ViThinker: Active Vision-Language Reasoning via Dynamic Perceptual Querying
This addresses a bottleneck in vision-language reasoning for AI applications, offering an incremental advance over existing methods.
The paper tackles the problem of vision-language models struggling with Chain-of-Thought reasoning due to passive processing of visual information, introducing ViThinker to enable active querying of visual features, resulting in consistent improvements in perceptual grounding and reasoning accuracy across benchmarks.
Chain-of-Thought (CoT) reasoning excels in language models but struggles in vision-language models due to premature visual-to-text conversion that discards continuous information such as geometry and spatial layout. While recent methods enhance CoT through static enumeration or attention-based selection, they remain passive, i.e., processing pre-computed inputs rather than actively seeking task-relevant details. Inspired by human active perception, we introduce ViThinker, a framework that enables vision-language models to autonomously generate decision (query) tokens triggering the synthesis of expert-aligned visual features on demand.
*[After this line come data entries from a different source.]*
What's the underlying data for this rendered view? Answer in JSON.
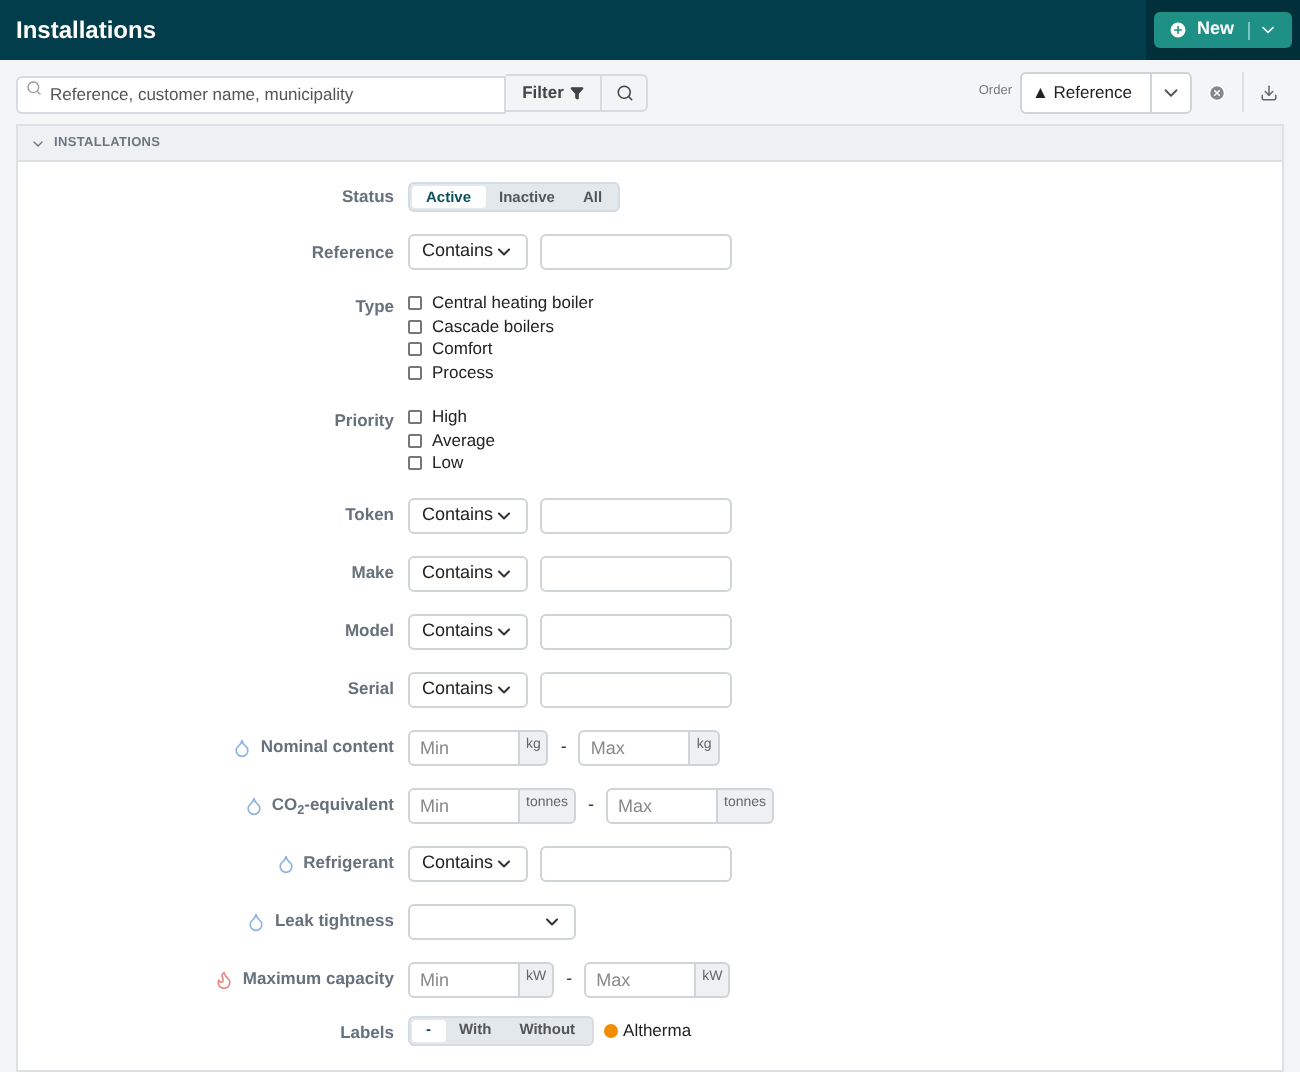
{
  "header": {
    "title": "Installations",
    "new_button": "New"
  },
  "toolbar": {
    "search_placeholder": "Reference, customer name, municipality",
    "filter_button": "Filter",
    "order_label": "Order",
    "order_value": "▲ Reference"
  },
  "panel": {
    "title": "INSTALLATIONS",
    "expanded": true
  },
  "fields": [
    {
      "kind": "segmented",
      "label": "Status",
      "options": [
        {
          "label": "Active",
          "selected": true
        },
        {
          "label": "Inactive",
          "selected": false
        },
        {
          "label": "All",
          "selected": false
        }
      ]
    },
    {
      "kind": "text_filter",
      "label": "Reference",
      "operator": "Contains"
    },
    {
      "kind": "checkboxes",
      "label": "Type",
      "options": [
        {
          "label": "Central heating boiler",
          "checked": false
        },
        {
          "label": "Cascade boilers",
          "checked": false
        },
        {
          "label": "Comfort",
          "checked": false
        },
        {
          "label": "Process",
          "checked": false
        }
      ]
    },
    {
      "kind": "checkboxes",
      "label": "Priority",
      "options": [
        {
          "label": "High",
          "checked": false
        },
        {
          "label": "Average",
          "checked": false
        },
        {
          "label": "Low",
          "checked": false
        }
      ]
    },
    {
      "kind": "text_filter",
      "label": "Token",
      "operator": "Contains"
    },
    {
      "kind": "text_filter",
      "label": "Make",
      "operator": "Contains"
    },
    {
      "kind": "text_filter",
      "label": "Model",
      "operator": "Contains"
    },
    {
      "kind": "text_filter",
      "label": "Serial",
      "operator": "Contains"
    },
    {
      "kind": "range",
      "label": "Nominal content",
      "min_placeholder": "Min",
      "min_unit": "kg",
      "separator": "-",
      "max_placeholder": "Max",
      "max_unit": "kg"
    },
    {
      "kind": "range",
      "label": "CO$_{2}$-equivalent",
      "min_placeholder": "Min",
      "min_unit": "tonnes",
      "separator": "-",
      "max_placeholder": "Max",
      "max_unit": "tonnes"
    },
    {
      "kind": "text_filter",
      "label": "Refrigerant",
      "operator": "Contains"
    },
    {
      "kind": "select",
      "label": "Leak tightness"
    },
    {
      "kind": "range",
      "label": "Maximum capacity",
      "min_placeholder": "Min",
      "min_unit": "kW",
      "separator": "-",
      "max_placeholder": "Max",
      "max_unit": "kW"
    },
    {
      "kind": "labels",
      "label": "Labels",
      "options": [
        {
          "label": "-",
          "selected": true
        },
        {
          "label": "With",
          "selected": false
        },
        {
          "label": "Without",
          "selected": false
        }
      ],
      "tags": [
        {
          "label": "Altherma",
          "color": "#f28c00"
        }
      ]
    }
  ]
}
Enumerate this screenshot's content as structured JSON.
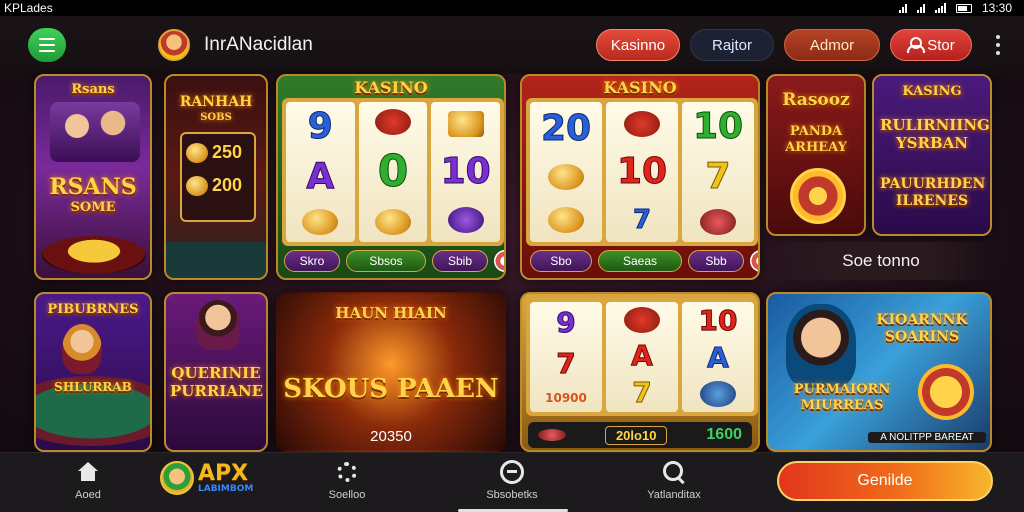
{
  "status_bar": {
    "left_text": "KPLades",
    "time": "13:30"
  },
  "top_bar": {
    "title": "InrANacidlan",
    "nav": [
      "Kasinno",
      "Rajtor",
      "Admor",
      "Stor"
    ]
  },
  "tiles": {
    "t1": {
      "label_top": "Rsans",
      "label_main": "RSANS",
      "label_sub": "SOME"
    },
    "t2": {
      "label_top": "RANHAH",
      "label_sub": "SOBS",
      "val1": "250",
      "val2": "200"
    },
    "t3": {
      "header": "KASINO",
      "reels": [
        [
          "9",
          "A",
          ""
        ],
        [
          "",
          "0",
          ""
        ],
        [
          "",
          "10",
          ""
        ]
      ],
      "buttons": [
        "Skro",
        "Sbsos",
        "Sbib"
      ]
    },
    "t4": {
      "header": "KASINO",
      "reels": [
        [
          "20",
          "",
          ""
        ],
        [
          "",
          "10",
          ""
        ],
        [
          "10",
          "7",
          ""
        ]
      ],
      "buttons": [
        "Sbo",
        "Saeas",
        "Sbb"
      ]
    },
    "t5": {
      "title": "Rasooz",
      "sub": "PANDA ARHEAY"
    },
    "t6": {
      "title": "KASING",
      "line1": "RULIRNIING YSRBAN",
      "line2": "PAUURHDEN ILRENES"
    },
    "banner_text": "Soe tonno",
    "t7": {
      "title": "PIBUBRNES",
      "bottom": "SHLURRAB"
    },
    "t8": {
      "title": "QUERINIE PURRIANE"
    },
    "t9": {
      "top": "HAUN HIAIN",
      "main": "SKOUS PAAEN",
      "amount": "20350"
    },
    "t10": {
      "reels": [
        [
          "9",
          "7",
          "10900"
        ],
        [
          "",
          "A",
          "7"
        ],
        [
          "10",
          "A",
          ""
        ]
      ],
      "bottom_mid": "20lo10",
      "bottom_right": "1600"
    },
    "t11": {
      "title": "KIOARNNK SOARINS",
      "sub": "PURMAIORN MIURREAS",
      "footer": "A NOLITPP BAREAT"
    }
  },
  "bottom_nav": {
    "items": [
      "Aoed",
      "Soelloo",
      "Sbsobetks",
      "Yatlanditax"
    ],
    "brand_main": "APX",
    "brand_sub": "LABIMBOM",
    "cta": "Genilde"
  },
  "colors": {
    "accent_red": "#e54a3a",
    "accent_green": "#3fd25a",
    "gold": "#b98a2c"
  }
}
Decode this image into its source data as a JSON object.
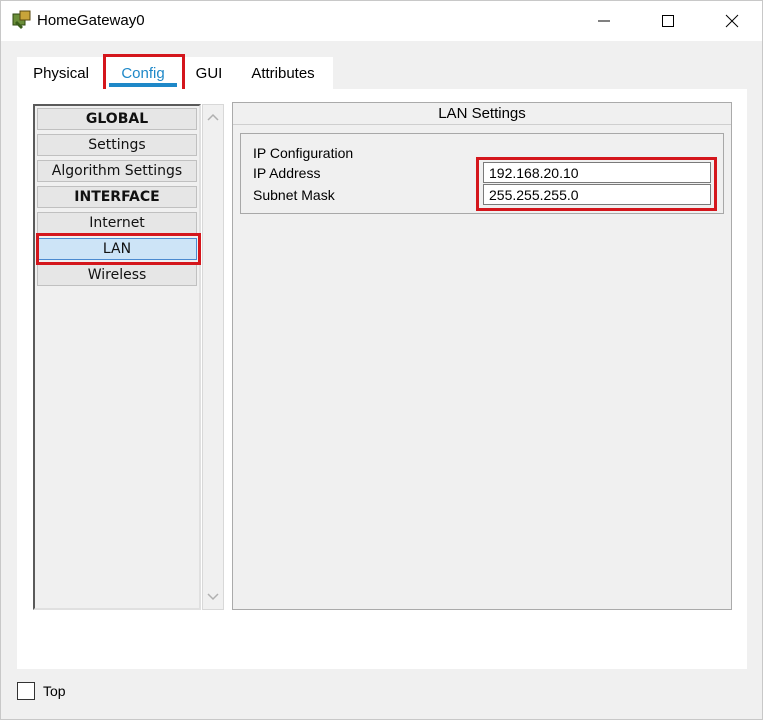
{
  "window": {
    "title": "HomeGateway0"
  },
  "tabs": [
    {
      "label": "Physical"
    },
    {
      "label": "Config"
    },
    {
      "label": "GUI"
    },
    {
      "label": "Attributes"
    }
  ],
  "sidebar": {
    "items": [
      {
        "label": "GLOBAL"
      },
      {
        "label": "Settings"
      },
      {
        "label": "Algorithm Settings"
      },
      {
        "label": "INTERFACE"
      },
      {
        "label": "Internet"
      },
      {
        "label": "LAN"
      },
      {
        "label": "Wireless"
      }
    ]
  },
  "panel": {
    "title": "LAN Settings",
    "section_label": "IP Configuration",
    "ip_label": "IP Address",
    "ip_value": "192.168.20.10",
    "mask_label": "Subnet Mask",
    "mask_value": "255.255.255.0"
  },
  "footer": {
    "top_label": "Top"
  },
  "colors": {
    "accent": "#1e88c8",
    "highlight": "#d4161c",
    "selected": "#cde4f7"
  }
}
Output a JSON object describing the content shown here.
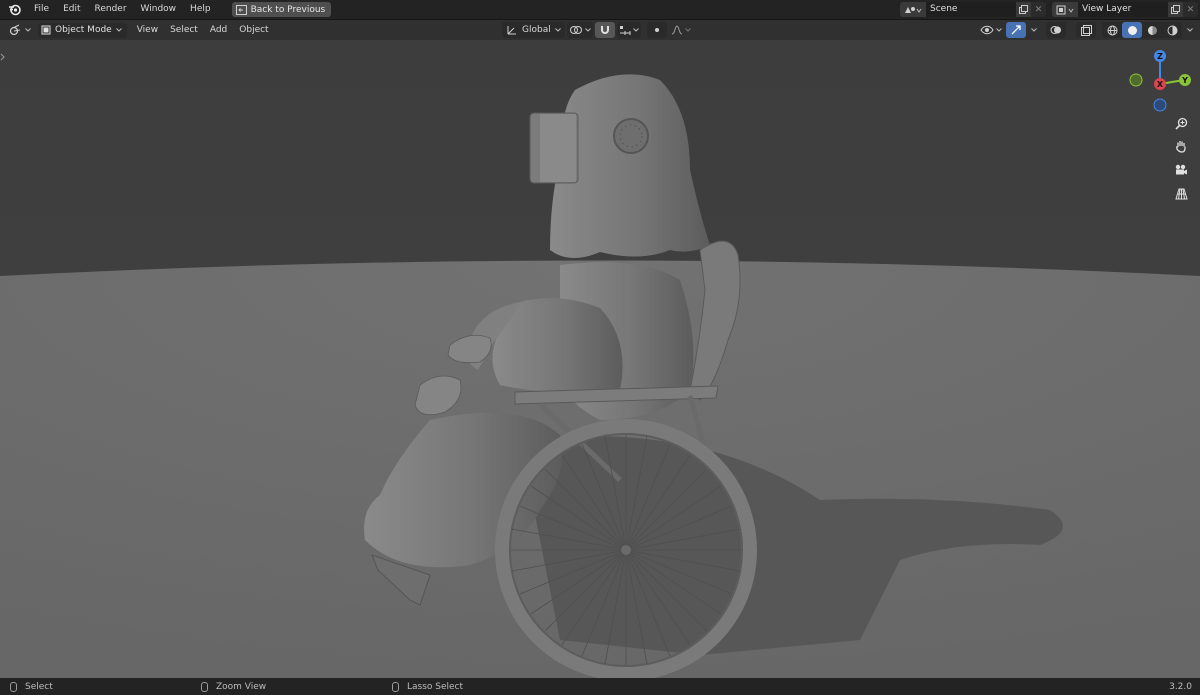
{
  "topbar": {
    "menus": [
      "File",
      "Edit",
      "Render",
      "Window",
      "Help"
    ],
    "back_label": "Back to Previous",
    "scene": "Scene",
    "view_layer": "View Layer"
  },
  "viewport_header": {
    "mode": "Object Mode",
    "menus": [
      "View",
      "Select",
      "Add",
      "Object"
    ],
    "orientation": "Global"
  },
  "gizmo": {
    "z_label": "Z",
    "y_label": "Y",
    "x_label": "X"
  },
  "statusbar": {
    "select": "Select",
    "zoom": "Zoom View",
    "lasso": "Lasso Select",
    "version": "3.2.0"
  },
  "colors": {
    "accent": "#4772b3",
    "axis_x": "#e0444f",
    "axis_y": "#8ac338",
    "axis_z": "#4487e6"
  }
}
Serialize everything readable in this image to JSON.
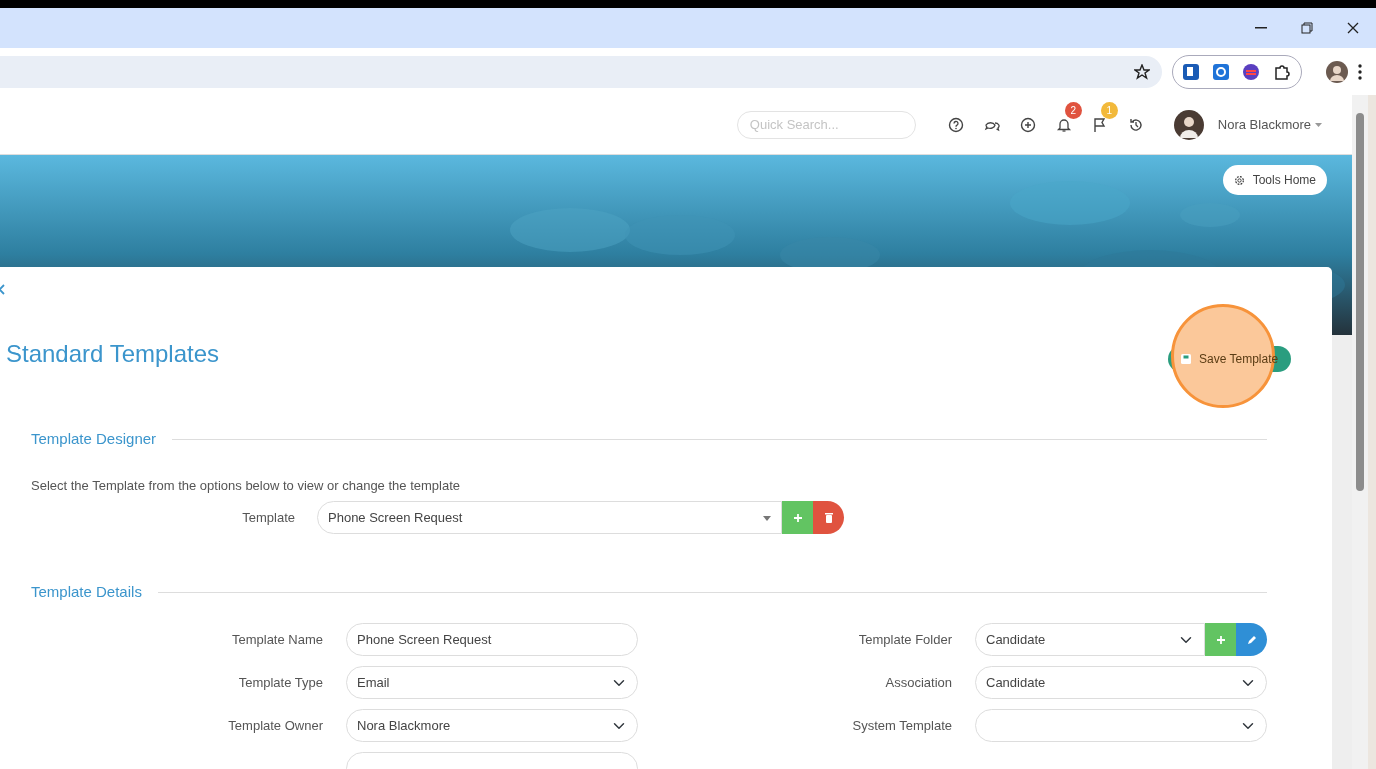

ViThinker internalizes vision-expert capabilities during training, performing generative mental simulation during inference without external tool calls. Through a two-stage curriculum: first distilling frozen experts into model parameters, then learning task-driven querying via sparsity penalties, i.e., ViThinker discovers minimal sufficient perception for each reasoning step. Evaluations across vision-centric benchmarks demonstrate consistent improvements, validating that active query generation outperforms passive approaches in both perceptual grounding and reasoning accuracy.